S.: Sehen Sie sich doch einmal gerade die sogenannten Sportkletterer an. Gerade die sind für uns Verhaltensforscher ja am interessantesten zu beobachten… Bunt gekleidet in Muskelshirts und knallengen Leggings an den Gazellenbeinen, sieht man jede Muskelfaser… Und die Farben… es ist doch interessant… früher machten sich die Bergsteiger mausgrau oder jagdgrün auf ins Gebirge… Schauen Sie sich einmal die Abbildungen entsprechender Protagonisten des Sportkletterns in den diversen Zeitschriften an, Rotpunkt, um eine zu nennen… Wo man hinschaut neonbunte Farben und bis zum Zerreißen angespannte Bizepse, Bodyshow pur; vergleichbar erscheint mir nur noch das Posing der Bodybilder.
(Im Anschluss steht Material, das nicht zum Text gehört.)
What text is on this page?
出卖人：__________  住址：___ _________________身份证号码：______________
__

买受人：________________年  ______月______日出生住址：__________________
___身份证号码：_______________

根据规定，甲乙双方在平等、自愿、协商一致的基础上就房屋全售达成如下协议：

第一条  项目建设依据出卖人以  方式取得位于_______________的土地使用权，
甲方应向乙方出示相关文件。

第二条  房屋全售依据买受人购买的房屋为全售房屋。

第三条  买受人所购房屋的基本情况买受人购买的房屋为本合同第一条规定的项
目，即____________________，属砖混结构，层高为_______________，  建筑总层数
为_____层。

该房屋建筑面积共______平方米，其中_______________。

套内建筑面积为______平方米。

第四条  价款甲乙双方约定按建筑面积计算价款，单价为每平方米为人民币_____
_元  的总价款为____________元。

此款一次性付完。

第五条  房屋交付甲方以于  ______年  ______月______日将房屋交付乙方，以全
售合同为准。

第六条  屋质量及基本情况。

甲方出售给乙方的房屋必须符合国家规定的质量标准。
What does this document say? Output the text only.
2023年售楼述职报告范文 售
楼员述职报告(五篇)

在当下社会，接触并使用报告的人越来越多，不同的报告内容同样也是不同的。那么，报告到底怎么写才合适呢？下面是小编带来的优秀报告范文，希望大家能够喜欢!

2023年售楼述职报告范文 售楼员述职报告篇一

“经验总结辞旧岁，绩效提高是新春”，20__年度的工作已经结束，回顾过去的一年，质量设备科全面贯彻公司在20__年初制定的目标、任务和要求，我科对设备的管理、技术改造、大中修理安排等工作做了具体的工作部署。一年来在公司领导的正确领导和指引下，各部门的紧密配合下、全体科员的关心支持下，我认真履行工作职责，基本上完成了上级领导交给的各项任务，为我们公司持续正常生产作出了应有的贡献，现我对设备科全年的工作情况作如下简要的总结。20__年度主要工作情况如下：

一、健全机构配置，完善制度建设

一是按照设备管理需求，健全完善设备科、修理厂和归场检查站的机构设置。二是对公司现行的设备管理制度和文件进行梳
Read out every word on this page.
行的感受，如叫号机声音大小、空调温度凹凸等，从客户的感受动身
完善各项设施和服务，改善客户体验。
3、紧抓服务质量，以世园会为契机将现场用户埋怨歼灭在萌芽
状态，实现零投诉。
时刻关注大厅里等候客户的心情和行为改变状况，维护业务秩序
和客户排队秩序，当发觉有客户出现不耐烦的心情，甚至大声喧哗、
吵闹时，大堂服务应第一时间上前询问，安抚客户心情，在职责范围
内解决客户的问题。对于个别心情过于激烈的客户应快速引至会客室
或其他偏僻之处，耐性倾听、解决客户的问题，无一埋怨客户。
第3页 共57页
Beachten Sie ferner den Schnitt moderner Sportklettergurte: die primären Geschlechtsmerkmale der Männchen kommen so eindrucksvoll wie unübersehbar zur Geltung, es sieht ja teilweise schon fast obsz ön aus…

I.: Das Klettern, -ein Balztanz in der Senkrechten…?

S.: Sie haben es erfaßt, meine Gute…

I.: Aber die Weibchen sehen doch meistens gar nicht zu dabei…

S.: Das macht nichts; Unter den Männchen besteht eine sehr genaue Hierarchie nach Leistung, also wer am verrücktesten die glattesten Felsen hinaufkommt, steht ganz oben in der Rangliste.. Über verschiedene Kanäle erfahren auch die Weibchen sehr wohl, wer der beste ist…
Als zwingendstes Argument für die Richtigkeit meiner Thesen will ich anführen, daß ja wirklich die besten Kletterer meistens die schönsten Frauen um sich scharen. Sie brauchen sich ja nur einmal im Saal umzusehen… Aus genbiologischer Sicht auch völlig logisch… Geld und Muskeln sind bei der Partnersuche das Kapital des Mannes, Schönheit ist das Kapital der Frau, die Liebe ist ein Tauschhandel…

I.: Aber Frauen, Herr Prof., – es gehen doch auch Frauen zum Klettern, warum??

S. (kratzt sich nachdenklich hinterm Ohr): Äh, … das kann ich Ihnen leider auch nicht sagen…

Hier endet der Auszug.